The Broader Context of AI Competition

The attacks highlight the intensifying global competition in artificial intelligence development. Chinese AI companies face significant barriers to accessing cutting-edge Western models due to export controls and geopolitical tensions. This has created strong incentives to bypass restrictions through fraudulent means.

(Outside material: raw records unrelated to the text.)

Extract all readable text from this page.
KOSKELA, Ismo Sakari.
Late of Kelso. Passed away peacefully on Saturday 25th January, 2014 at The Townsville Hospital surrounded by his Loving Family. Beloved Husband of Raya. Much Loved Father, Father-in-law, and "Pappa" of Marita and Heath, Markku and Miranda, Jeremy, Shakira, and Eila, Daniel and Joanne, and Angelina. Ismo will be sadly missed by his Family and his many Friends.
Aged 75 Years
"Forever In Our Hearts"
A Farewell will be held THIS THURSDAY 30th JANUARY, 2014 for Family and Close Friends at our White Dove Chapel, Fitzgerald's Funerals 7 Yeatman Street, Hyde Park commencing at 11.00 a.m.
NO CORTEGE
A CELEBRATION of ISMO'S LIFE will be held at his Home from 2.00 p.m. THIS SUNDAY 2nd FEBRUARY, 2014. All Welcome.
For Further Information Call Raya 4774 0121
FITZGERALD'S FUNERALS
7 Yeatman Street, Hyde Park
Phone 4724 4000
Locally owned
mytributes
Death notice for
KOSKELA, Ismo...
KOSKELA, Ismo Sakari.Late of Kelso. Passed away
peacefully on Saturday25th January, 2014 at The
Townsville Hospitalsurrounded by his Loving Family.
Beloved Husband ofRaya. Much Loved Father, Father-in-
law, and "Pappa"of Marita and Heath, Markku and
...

However, the approach carries substantial risks. Models built through illicit distillation lack the safety research, ethical guidelines, and security measures that responsible AI development requires. The resulting systems could be more prone to misuse, bias, or unintended consequences.

Looking Forward

As AI capabilities continue to advance, the challenge of protecting intellectual property while enabling legitimate research and development will become increasingly complex. The industry may need to develop new technical standards, legal frameworks, and international agreements to address the unique challenges posed by AI model theft.

For now, companies like Anthropic are investing heavily in detection and prevention systems while advocating for stronger protections against industrial-scale intellectual property theft in the AI sector. The outcome of this technological arms race could significantly influence the global balance of AI capabilities and the safety of deployed systems.